Thu, 26th Jan, 2023
Irish artist Áinne Burke used a wide variety of e-waste, mainly sourced from KMK Metals Recycling to create an art installation entitled the ‘WEEE Self’ which went on display in Moor House in London in December.
Áinne Burke commented. “I designed this piece of art to get people thinking about all the electronics in their lives; where the materials come from, who mines and refines them and the environmental and social impacts along the journey to manufacturing them into all the devices used across all industries. Think about your own mobile phone which has 75 elements mined from earth's rocks globally .....you are holding the most universally travelled materials in your mobile phone and there are more of them than there are toothbrushes in the world.”

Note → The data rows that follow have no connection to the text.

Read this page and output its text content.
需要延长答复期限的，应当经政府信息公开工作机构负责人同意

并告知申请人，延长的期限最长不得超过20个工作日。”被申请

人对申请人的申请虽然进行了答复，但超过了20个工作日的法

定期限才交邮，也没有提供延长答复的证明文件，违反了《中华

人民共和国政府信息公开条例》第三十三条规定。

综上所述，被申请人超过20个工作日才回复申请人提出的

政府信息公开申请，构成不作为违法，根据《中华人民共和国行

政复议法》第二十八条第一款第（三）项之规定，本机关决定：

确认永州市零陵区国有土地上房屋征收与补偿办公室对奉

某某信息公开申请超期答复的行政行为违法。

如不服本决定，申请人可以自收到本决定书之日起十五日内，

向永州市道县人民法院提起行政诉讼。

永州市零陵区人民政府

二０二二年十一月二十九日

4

The piece was displayed at the window of a busy street along with informative posters for passers-by with an outline including photos of the design and production process of the 'WEEE-Self'.
Áinne visited KMK Metals Recycling headquarters in Tullamore in 2022 to tour the facility and choose the electrical components and cables that she felt would work with her inspiration. Mobile phones used in the piece were sourced from Tech Takeback UK.
Kevin Thornton, Battery Manager of KMK Metals Recycling, said: “Áinne was very interested in our processes and how materials are broken down into components for recycling. We are always supportive of artists who approach us for materials as these works of art help drive home the message of how important it is to recycle old electronics and expose and re-use the precious materials within them.”
Moor House is one of the most prominent and high-profile buildings in the City of London. Designed by the internationally renowned Foster & Partners it resembles a piece of art itself.